While the bus was driving the elementary route, the driver fell out of her seat at a sharp turn, and struck her head. The bus veered to the side and began hitting parked cars.
Rouse immediately jumped into action, hopped in the driver’s seat, applied the brakes and brought the bus to a safe stop.
So what does the school district do in response to this heroic act? Rouse was slapped with a weekend detention for ‘cutting class.’
The problem here is that years of absolute zero-tolerance thinking have left public school administrators with a very black and white attitude – no room for grey areas, no room for judging each infraction on its own merits.
Rouse should not be punished, she should be praised. School administration should waive the detention and instead thank this girl for her quick-thinking act of bravery.”
This story begs the question, don’t the drivers’ seats have seat belts?

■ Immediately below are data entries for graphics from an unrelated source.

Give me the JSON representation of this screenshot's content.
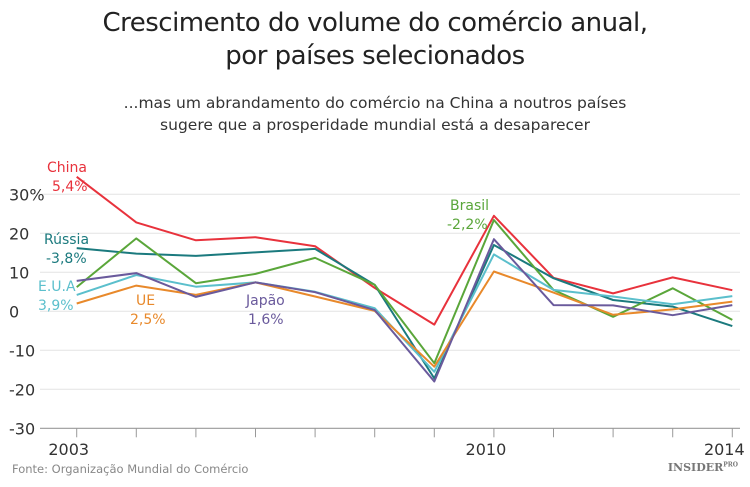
{
  "chart_data": {
    "type": "line",
    "title": "Crescimento do volume do comércio anual, por países selecionados",
    "title_lines": [
      "Crescimento do volume do comércio anual,",
      "por países selecionados"
    ],
    "subtitle_lines": [
      "...mas um abrandamento do comércio na China a noutros países",
      "sugere que a prosperidade mundial está a desaparecer"
    ],
    "x": [
      2003,
      2004,
      2005,
      2006,
      2007,
      2008,
      2009,
      2010,
      2011,
      2012,
      2013,
      2014
    ],
    "x_tick_labels": [
      "2003",
      "2010",
      "2014"
    ],
    "y_ticks": [
      30,
      20,
      10,
      0,
      -10,
      -20,
      -30
    ],
    "y_tick_labels": [
      "30%",
      "20",
      "10",
      "0",
      "-10",
      "-20",
      "-30"
    ],
    "ylim": [
      -30,
      30
    ],
    "grid": true,
    "series": [
      {
        "name": "China",
        "label": "5,4%",
        "color": "#e8323c",
        "values": [
          34.5,
          22.8,
          18.2,
          19.0,
          16.7,
          6.0,
          -3.4,
          24.5,
          8.6,
          4.6,
          8.7,
          5.4
        ]
      },
      {
        "name": "Rússia",
        "label": "-3,8%",
        "color": "#1b7a7e",
        "values": [
          16.2,
          14.8,
          14.2,
          15.1,
          16.0,
          6.8,
          -17.2,
          17.0,
          8.5,
          2.9,
          1.2,
          -3.8
        ]
      },
      {
        "name": "Brasil",
        "label": "-2,2%",
        "color": "#5aa63a",
        "values": [
          6.2,
          18.7,
          7.2,
          9.6,
          13.7,
          6.8,
          -13.3,
          23.4,
          5.5,
          -1.4,
          5.9,
          -2.2
        ]
      },
      {
        "name": "E.U.A",
        "label": "3,9%",
        "color": "#5bbfcc",
        "values": [
          4.2,
          9.3,
          6.3,
          7.4,
          5.0,
          0.8,
          -15.5,
          14.6,
          5.5,
          3.8,
          1.8,
          3.9
        ]
      },
      {
        "name": "UE",
        "label": "2,5%",
        "color": "#e8892b",
        "values": [
          2.0,
          6.6,
          4.2,
          7.4,
          3.8,
          0.1,
          -14.2,
          10.2,
          4.8,
          -0.9,
          0.5,
          2.5
        ]
      },
      {
        "name": "Japão",
        "label": "1,6%",
        "color": "#6a5a9c",
        "values": [
          7.8,
          9.8,
          3.7,
          7.4,
          4.9,
          0.3,
          -18.0,
          18.5,
          1.6,
          1.5,
          -1.0,
          1.6
        ]
      }
    ]
  },
  "footer": {
    "source": "Fonte: Organização Mundial do Comércio",
    "logo": "INSIDER",
    "logo_sup": "PRO"
  }
}
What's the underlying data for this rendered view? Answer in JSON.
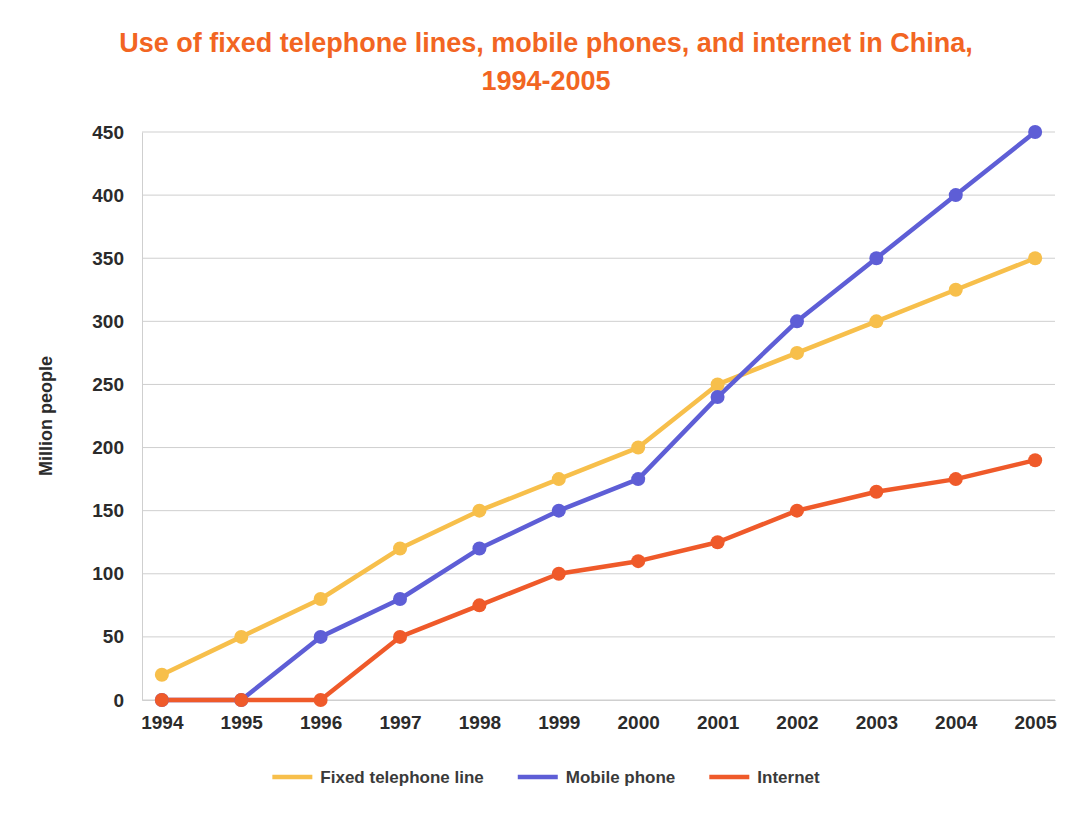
{
  "chart_data": {
    "type": "line",
    "title": "Use of fixed telephone lines, mobile phones, and internet in China, 1994-2005",
    "y_label": "Million people",
    "categories": [
      "1994",
      "1995",
      "1996",
      "1997",
      "1998",
      "1999",
      "2000",
      "2001",
      "2002",
      "2003",
      "2004",
      "2005"
    ],
    "series": [
      {
        "name": "Fixed telephone line",
        "color": "#f7bf4b",
        "marker": "circle",
        "line_style": "solid",
        "values": [
          20,
          50,
          80,
          120,
          150,
          175,
          200,
          250,
          275,
          300,
          325,
          350
        ]
      },
      {
        "name": "Mobile phone",
        "color": "#5e5ed6",
        "marker": "circle",
        "line_style": "solid",
        "values": [
          0,
          0,
          50,
          80,
          120,
          150,
          175,
          240,
          300,
          350,
          400,
          450
        ]
      },
      {
        "name": "Internet",
        "color": "#ef5a2a",
        "marker": "circle",
        "line_style": "solid",
        "values": [
          0,
          0,
          0,
          50,
          75,
          100,
          110,
          125,
          150,
          165,
          175,
          190
        ]
      }
    ],
    "ylim": [
      0,
      450
    ],
    "yticks": [
      0,
      50,
      100,
      150,
      200,
      250,
      300,
      350,
      400,
      450
    ],
    "grid": true,
    "legend": "bottom"
  }
}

Forget it, obviously this bunch of school administrators is more concerned with students following the rules than its own employees, since the driver should have been buckled up and the student rewarded for saving lives. Who do I blame? The administrators? Hardly, these people are harmless numbskulls who are content with their meaningless authority and pithy ability to enforce their authority. Most would be likely too weak to even challenge the student if she were to refuse to show up for her “breakfast club” session. No, I blame the limp wristed judges who have allowed their greedy lawyer buddies to turn our legal system into the ultimate get rich quick scheme. This has turned school systems along with many other well intended functions and institutions into a brainless, mindless hell scape of no-man’s-land between the opposing forces of legal liability and the pathetically redundant, burdensome, ridiculous, politically correct, and often contradictory code of rules, which are so powerful and almighty, that you cannot break them, apparently not even to actually save the life of some little kids. Why? Because those are the rules. Don’t question them. We might get sued if we allow you to break those rules. Who else do I blame? Pussies. In this case, if this teenager’s parents or legal guardians allow her to serve that detention, they are even more to blame than anyone on any school board or any courtroom. People like that allow themselves to be bullied and hasten autocracy. If you cherish freedom, every once in awhile, you’ve just got to bow up and use a little bit of it.